Laparoscopic colorectal cancer surgery
Laparoscopic colorectal cancer surgery
General overview
Diagnosis of malignant cancer is a tremendous burden to anybody. It’s with utmost importance to get adequate treatment and support as soon as possible. Colorectal cancer is a cancer of the bowels. A multidisciplinary team of gastroenterologist, oncologist, radiologist, surgeon should work together to best manage those cases.
From surgical point of view, there was a substantial change towards minimal invasive techniques over the years and now almost all cancer patients can benefit from it. Laparoscopic surgery /also known as keyhole surgery/ is now the gold standard in colorectal cancer surgical care and all patients should be offered it over conventional open surgery, unless an exclusion criteria exists.
The benefits of laparoscopic surgery are:
- significantly less pain
- quicker return of bowel functions
- decreased blood loss
- quicker and easier mobilization
- less chance of wound infection
- less chance of abdominal wall hernia
- shorter hospital stay
- smaller scars, better cosmetics
Preparation for surgery
In preparation for surgery, a prehabilitation program should bring patients in the best possible condition. As part of it, psychological support from the surgeon has an important role. Patients should be well aware of what and why and how will happen, so they can make a well backed, informed decision.
Nutrition: healthy, nutrious food rich in protein, energy, vitamins should be consumed - tailored to patient’s needs eg, diabetes, obesity. Proportionate physical exercise will prepare the cardiovascular and respiratory system (heart and lungs), will modify the metabolic state for good and will boost the immune system. In my opinion, effect of such holistic approach is as important in successful outcome of an operation as surgery itself.
Expected sequence of events according to my practice
- day -2 oral antibiotic, liquid food
- day -1 admission to ward, oral antibiotic, oral bowel prep, iv fluid, oral clear fluid, carbohydrate loading
- day 0 iv antibiotic, carbohydrate loading, surgery, iv fluid, protein-energy drink, mobilization
- day 1 mobilization, liquid food+protein energy drink
- day 2 possible discharge home.
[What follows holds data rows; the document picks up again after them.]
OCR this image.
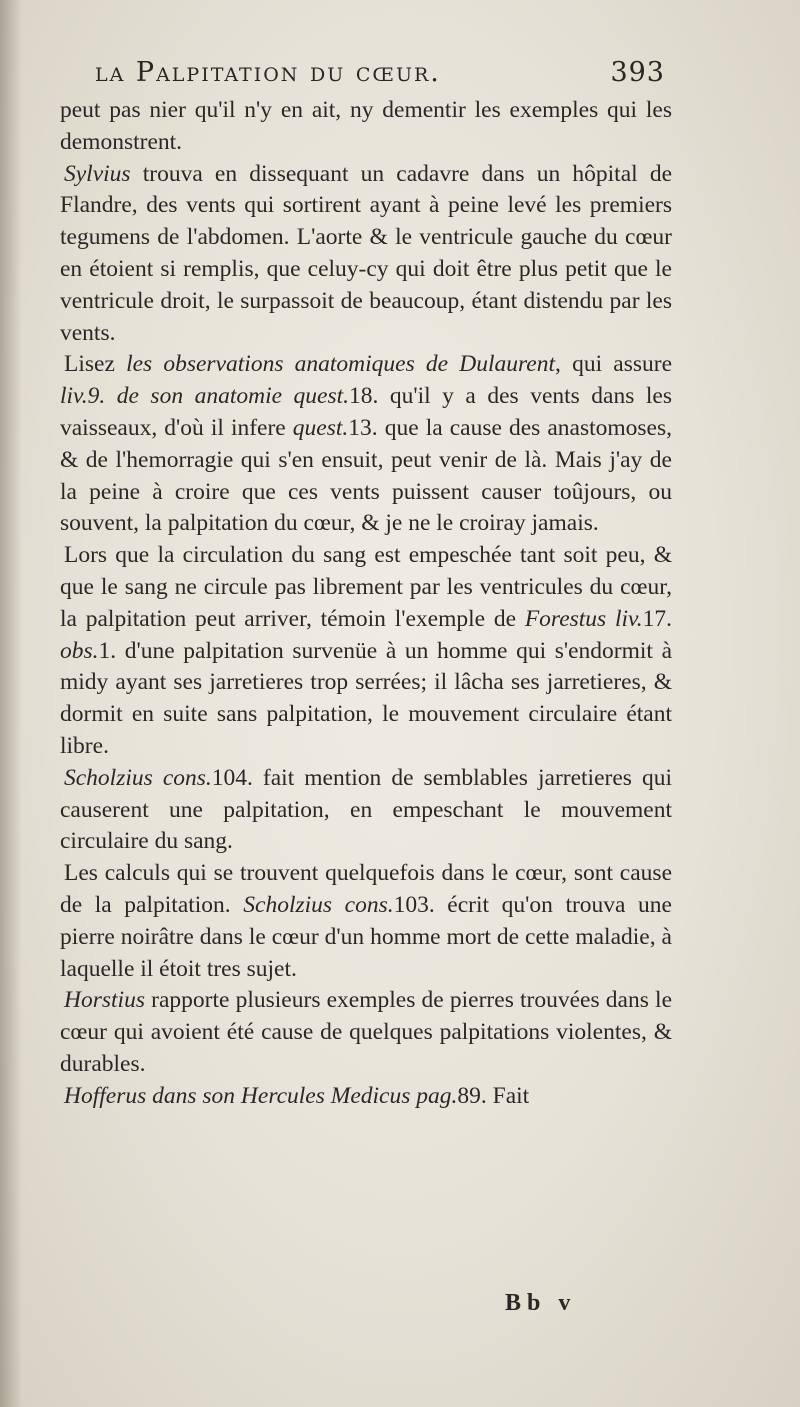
la Palpitation du cœur.	393

peut pas nier qu'il n'y en ait, ny dementir les exemples qui les demonstrent.

Sylvius trouva en dissequant un cadavre dans un hôpital de Flandre, des vents qui sortirent ayant à peine levé les premiers tegumens de l'abdomen. L'aorte & le ventricule gauche du cœur en étoient si remplis, que celuy-cy qui doit être plus petit que le ventricule droit, le surpassoit de beaucoup, étant distendu par les vents.

Lisez les observations anatomiques de Dulaurent, qui assure liv.9. de son anatomie quest.18. qu'il y a des vents dans les vaisseaux, d'où il infere quest.13. que la cause des anastomoses, & de l'hemorragie qui s'en ensuit, peut venir de là. Mais j'ay de la peine à croire que ces vents puissent causer toûjours, ou souvent, la palpitation du cœur, & je ne le croiray jamais.

Lors que la circulation du sang est empeschée tant soit peu, & que le sang ne circule pas librement par les ventricules du cœur, la palpitation peut arriver, témoin l'exemple de Forestus liv.17. obs.1. d'une palpitation survenüe à un homme qui s'endormit à midy ayant ses jarretieres trop serrées; il lâcha ses jarretieres, & dormit en suite sans palpitation, le mouvement circulaire étant libre.

Scholzius cons.104. fait mention de semblables jarretieres qui causerent une palpitation, en empeschant le mouvement circulaire du sang.

Les calculs qui se trouvent quelquefois dans le cœur, sont cause de la palpitation. Scholzius cons.103. écrit qu'on trouva une pierre noirâtre dans le cœur d'un homme mort de cette maladie, à laquelle il étoit tres sujet.

Horstius rapporte plusieurs exemples de pierres trouvées dans le cœur qui avoient été cause de quelques palpitations violentes, & durables.

Hofferus dans son Hercules Medicus pag.89. Fait

Bb v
If not, same as day 1
- day 3 usual day of discharge
How the surgery is performed
The operation performed through 3 or 4 small incisions (0.5-1.5cm) and the cancer is removed from the abdomen through a 6-10cm incision, called minilaparotomy.
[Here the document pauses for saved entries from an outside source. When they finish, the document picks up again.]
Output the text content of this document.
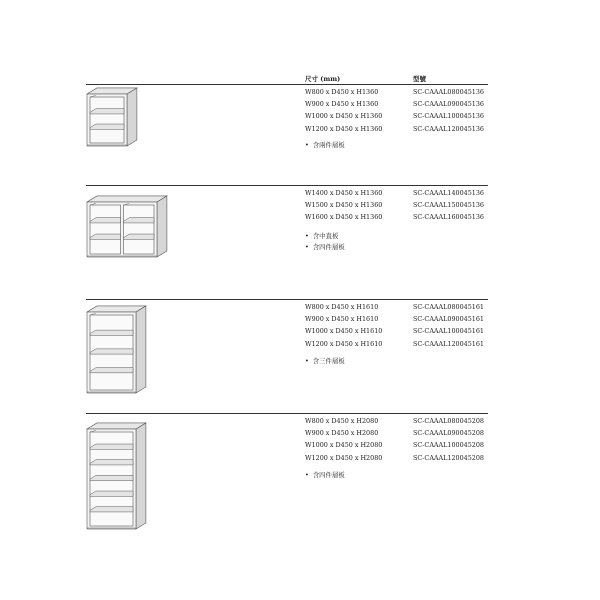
尺寸 (mm)	型號
W800 x D450 x H1360	SC-CAAAL080045136
W900 x D450 x H1360	SC-CAAAL090045136
W1000 x D450 x H1360	SC-CAAAL100045136
W1200 x D450 x H1360	SC-CAAAL120045136
• 含兩件層板
W1400 x D450 x H1360	SC-CAAAL140045136
W1500 x D450 x H1360	SC-CAAAL150045136
W1600 x D450 x H1360	SC-CAAAL160045136
• 含中直板
• 含四件層板
W800 x D450 x H1610	SC-CAAAL080045161
W900 x D450 x H1610	SC-CAAAL090045161
W1000 x D450 x H1610	SC-CAAAL100045161
W1200 x D450 x H1610	SC-CAAAL120045161
• 含三件層板
W800 x D450 x H2080	SC-CAAAL080045208
W900 x D450 x H2080	SC-CAAAL090045208
W1000 x D450 x H2080	SC-CAAAL100045208
W1200 x D450 x H2080	SC-CAAAL120045208
• 含四件層板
The cancer with a segment of bowel and adjacent lymph nodes will be taken and the free ends of bowels are joined together with stitches or surgical stapler to restore continuity.
To minimize pain, epidural anesthesia and local anesthesia applied besides general anesthesia. In line with Early Recovery After Surgery protocols, early mobilization is encouraged and patients can resume oral feeding on the day of surgery.
In case of rectal cancer, a diverting stoma - end of bowel through which bowel content can empty into a bag attached onto the abdominal wall- is sometimes needed, but most often temporary. Need for a stoma can well be predicted and will be discussed beforehand.
The removed cancer will be sent for pathological examination. The result will establish the exact diagnosis, stage of disease, will guide further management and can predict long term outcome.